Having missed the Tokyo Olympics ticket, Sen finished 2021 on a high. In the new year, he just picked up from where he left. Vimal elaborated on what sets Sen apart among his teammates at the academy, as well as peers in the circuit.
“He grasps things very fast. We convey to everyone the same thing but he implements them when it matters,” he said.
Sen’s game is also top notch, and a cut above the rest. It needs chiselling for sure, but that will always be an ongoing process, said Vimal, expressing confidence that one thing he is confident about Sen is his ability to keep chipping away at his game and not get complacent.
“His pace is good,” added Vimal. “He can move quickly on the court. The backward movements and front, he can suddenly up the pace. And, I am not talking about sprints. The short bursts have a lot to do with technique, footwork. The only other thing is he dives a lot. For typical badminton, it is not required to dive. But he dives and recovers quickly. That is something very special about him. When you look at Lin Dan or Lee Chong Wei, they are steady, they don’t dive. Later for fancy, they dived and all these youngsters picked it up.”
It is a long year for Sen with not just the BWF tour but the Asian Games and the Commonwealth Games coming up later this year.

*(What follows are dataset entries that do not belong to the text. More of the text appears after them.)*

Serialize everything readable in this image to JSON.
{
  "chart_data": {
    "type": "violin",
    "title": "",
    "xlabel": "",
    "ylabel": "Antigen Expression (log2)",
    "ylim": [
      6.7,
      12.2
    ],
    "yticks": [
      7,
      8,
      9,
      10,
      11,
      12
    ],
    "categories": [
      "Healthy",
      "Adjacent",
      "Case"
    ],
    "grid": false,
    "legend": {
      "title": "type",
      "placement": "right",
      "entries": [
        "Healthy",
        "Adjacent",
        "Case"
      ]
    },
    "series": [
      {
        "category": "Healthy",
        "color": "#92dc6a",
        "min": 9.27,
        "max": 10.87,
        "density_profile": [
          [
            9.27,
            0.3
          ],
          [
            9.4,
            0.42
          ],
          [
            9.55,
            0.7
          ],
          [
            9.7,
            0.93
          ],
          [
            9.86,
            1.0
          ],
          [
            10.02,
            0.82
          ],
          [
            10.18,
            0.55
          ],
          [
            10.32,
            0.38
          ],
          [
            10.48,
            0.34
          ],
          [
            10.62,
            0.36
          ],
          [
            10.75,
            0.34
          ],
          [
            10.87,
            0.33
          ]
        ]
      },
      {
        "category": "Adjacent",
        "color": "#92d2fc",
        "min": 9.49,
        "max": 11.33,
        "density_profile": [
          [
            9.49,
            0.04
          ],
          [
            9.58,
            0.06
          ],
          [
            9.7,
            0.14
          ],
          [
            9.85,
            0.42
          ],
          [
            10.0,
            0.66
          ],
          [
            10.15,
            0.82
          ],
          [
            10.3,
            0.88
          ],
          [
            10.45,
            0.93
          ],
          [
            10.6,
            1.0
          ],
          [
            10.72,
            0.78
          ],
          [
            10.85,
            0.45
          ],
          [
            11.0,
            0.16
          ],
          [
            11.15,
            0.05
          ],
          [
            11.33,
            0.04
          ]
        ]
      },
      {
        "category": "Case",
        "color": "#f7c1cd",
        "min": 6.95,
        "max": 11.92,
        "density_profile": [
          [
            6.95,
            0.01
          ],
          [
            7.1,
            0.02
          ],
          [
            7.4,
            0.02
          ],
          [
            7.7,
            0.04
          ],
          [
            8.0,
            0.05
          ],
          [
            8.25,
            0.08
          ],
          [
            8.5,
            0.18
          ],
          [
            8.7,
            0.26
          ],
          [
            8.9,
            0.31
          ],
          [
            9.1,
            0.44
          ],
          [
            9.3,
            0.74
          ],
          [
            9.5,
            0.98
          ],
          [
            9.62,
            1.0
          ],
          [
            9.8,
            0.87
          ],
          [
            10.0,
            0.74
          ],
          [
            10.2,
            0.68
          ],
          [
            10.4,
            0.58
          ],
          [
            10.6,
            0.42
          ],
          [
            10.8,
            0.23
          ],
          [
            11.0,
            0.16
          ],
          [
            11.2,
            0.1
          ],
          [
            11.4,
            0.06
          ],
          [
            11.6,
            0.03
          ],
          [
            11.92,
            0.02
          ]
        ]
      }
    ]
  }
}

With current form, and the precedent he has set, he is one of the favourites for a medal at both. That adds more pressure on him, something Vimal feels he has learnt to cope with. If the mental aspect of high intensity badminton is taken care of, the rest is all likely to fall in place, especially since Sen seems to have a larger understanding of how to take care of his game as well as body while meeting the rigours on tour.